The remaining chapters are largely devoted to treatment and prevention. Although all forms of acute viral hepatitis are usually easily managed (less is better than more), treatment of chronic hepatitis is less rewarding. Theories explaining how interferon alfa (or the other interferons) should eliminate these viruses are presented, but in practice the desired result is achieved in only a minority of patients. Increasing the duration of treatment or the dose of interferon may increase the response rates, but only moderately.
A number of novel approaches to treatment are discussed, of which the most promising appear to be the nucleoside analogues. Unfortunately, few of the large trials of the efficacy of these agents had been completed at the time the book was written.

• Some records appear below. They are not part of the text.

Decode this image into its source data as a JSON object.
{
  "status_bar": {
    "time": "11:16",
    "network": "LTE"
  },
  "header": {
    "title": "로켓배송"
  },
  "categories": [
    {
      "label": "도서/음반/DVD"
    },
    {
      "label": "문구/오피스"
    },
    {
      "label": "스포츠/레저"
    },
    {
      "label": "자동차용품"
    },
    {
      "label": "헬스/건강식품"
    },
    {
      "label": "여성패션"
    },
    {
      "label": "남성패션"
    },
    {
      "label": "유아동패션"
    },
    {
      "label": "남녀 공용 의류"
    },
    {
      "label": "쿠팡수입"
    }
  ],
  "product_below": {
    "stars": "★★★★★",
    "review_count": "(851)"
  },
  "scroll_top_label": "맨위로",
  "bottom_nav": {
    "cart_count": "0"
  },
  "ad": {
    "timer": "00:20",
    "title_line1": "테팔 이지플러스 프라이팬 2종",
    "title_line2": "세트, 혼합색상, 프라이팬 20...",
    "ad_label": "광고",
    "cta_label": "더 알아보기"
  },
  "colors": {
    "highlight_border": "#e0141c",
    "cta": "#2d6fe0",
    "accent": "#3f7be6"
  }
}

This is an inevitable result of the lag between the writing and the publication of books and is illustrated by the fact that all the references concerning the treatment of hepatitis B and C were published before 1997.
Viral hepatitis will eventually be prevented by immunization. Effective and safe vaccines against hepatitis B and A viruses are already available. Of the two, hepatitis B immunization is globally the more important because of the morbidity and mortality associated with chronic infection with this virus. In the light of this fact, the book's coverage of this vaccine is disappointingly brief and fails to emphasize the pressing need for universal immunization, at least in the countries in Africa and the Far East in which the virus is endemic. No mention is made of the distressing statistic that only 1 percent of black babies in Africa currently receive the vaccine. In contrast, hepatitis A vaccine is discussed in exhaustive detail.
This book will serve as a useful guide to the hepatitis alphabet, which grows ever longer and more complex.
Reviewed by Michael C. Kew, M.D., Ph.D.